September 12 slowly and subtly shifted me to defense, back behind the gates. Playing that way slowly and subtly killed me. I had abandoned the strategy that sent Jesus to the cross and so secured his victory for the strategy that scattered Jesus' disciples and sent them scurrying away from him to the worst three days of their lives. I sought self-preservation, and discovered there the greatest vulnerability. "Whoever would save his life will lose it, and whoever loses his life for my sake will find it" (Matt. 16:25-26).

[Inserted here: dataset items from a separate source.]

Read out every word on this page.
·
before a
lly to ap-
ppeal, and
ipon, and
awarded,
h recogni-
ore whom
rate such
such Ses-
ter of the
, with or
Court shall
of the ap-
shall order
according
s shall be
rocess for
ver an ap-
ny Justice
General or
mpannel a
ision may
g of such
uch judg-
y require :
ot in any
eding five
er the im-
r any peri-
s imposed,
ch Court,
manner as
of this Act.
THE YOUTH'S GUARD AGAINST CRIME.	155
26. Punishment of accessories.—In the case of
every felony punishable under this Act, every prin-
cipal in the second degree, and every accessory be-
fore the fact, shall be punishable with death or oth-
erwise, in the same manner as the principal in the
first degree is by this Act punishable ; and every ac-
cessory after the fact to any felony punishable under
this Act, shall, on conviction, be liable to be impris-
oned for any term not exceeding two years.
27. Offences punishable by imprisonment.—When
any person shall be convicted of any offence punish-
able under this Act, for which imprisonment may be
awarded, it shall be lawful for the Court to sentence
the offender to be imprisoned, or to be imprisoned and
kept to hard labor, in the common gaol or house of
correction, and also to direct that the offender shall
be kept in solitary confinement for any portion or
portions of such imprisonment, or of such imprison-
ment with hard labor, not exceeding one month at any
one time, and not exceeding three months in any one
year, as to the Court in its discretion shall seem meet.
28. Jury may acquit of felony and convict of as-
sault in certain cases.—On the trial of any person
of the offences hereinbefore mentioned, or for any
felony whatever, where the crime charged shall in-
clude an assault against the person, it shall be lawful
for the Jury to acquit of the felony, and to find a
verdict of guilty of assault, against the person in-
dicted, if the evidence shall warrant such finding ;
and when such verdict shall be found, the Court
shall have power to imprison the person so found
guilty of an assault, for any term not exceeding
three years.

As my doubts and objections festered, I realized I was refusing to give them the respect of a fair hearing. Finally I found a question that needed answering anyway — "How could a good God let such evil be done in his name?" — and went looking for an answer. To my mild surprise, I found that it was there after all. In fact it arose quite naturally, like a gift rather than an achievement. After that small mercy decided just to start taking every one of my issues to the gospel of God, not trying to force answers old or new out of it, not trying to believe or not to believe, but just seeing if they were there. They were. After my faith died and was buried, his grace — this time in the form of intellectual honesty — brought me out of hiding and raised my faith to new life. Let it never again appeal to any other power or wisdom (1 Cor. 1:18-30) but take up the cross and follow the one God alone defended (Matt. 16:24).

We have this treasure in earthen vessels, to show that the ultimate power belongs to God and not to us. We are afflicted in every way, but not crushed; perplexed, but not driven to despair; persecuted, but not forsaken; struck down, but not destroyed; always carrying in the body the death of Jesus, so that the life of Jesus may also be manifested in our bodies (2 Cor. 4:7-10).

However September 11 or September 12 have traumatized you, whatever they have tempted or led you to do, if you take your eyes off the world's sins and your own survival and set your eyes on him, he can raise you too. Then he will put you to work with him achieving the impossible.

By his great mercy we have been born anew to a living hope through the resurrection of Jesus Christ from the dead, and to an inheritance which is imperishable, undefiled, and unfading, kept in heaven for you, who by God's power are guarded through faith for a salvation redy to be revealed in the last time. Rejoice in this, though now for a little while you may have to suffer various trials, so that the genuineness of your faith, more precious than gold which though perishable is tested by fire, may redound to praise and glory and honor at the revelation of Jesus Christ (1 Peter 1:3-7).

Whoever you are, peace be with you this September 11.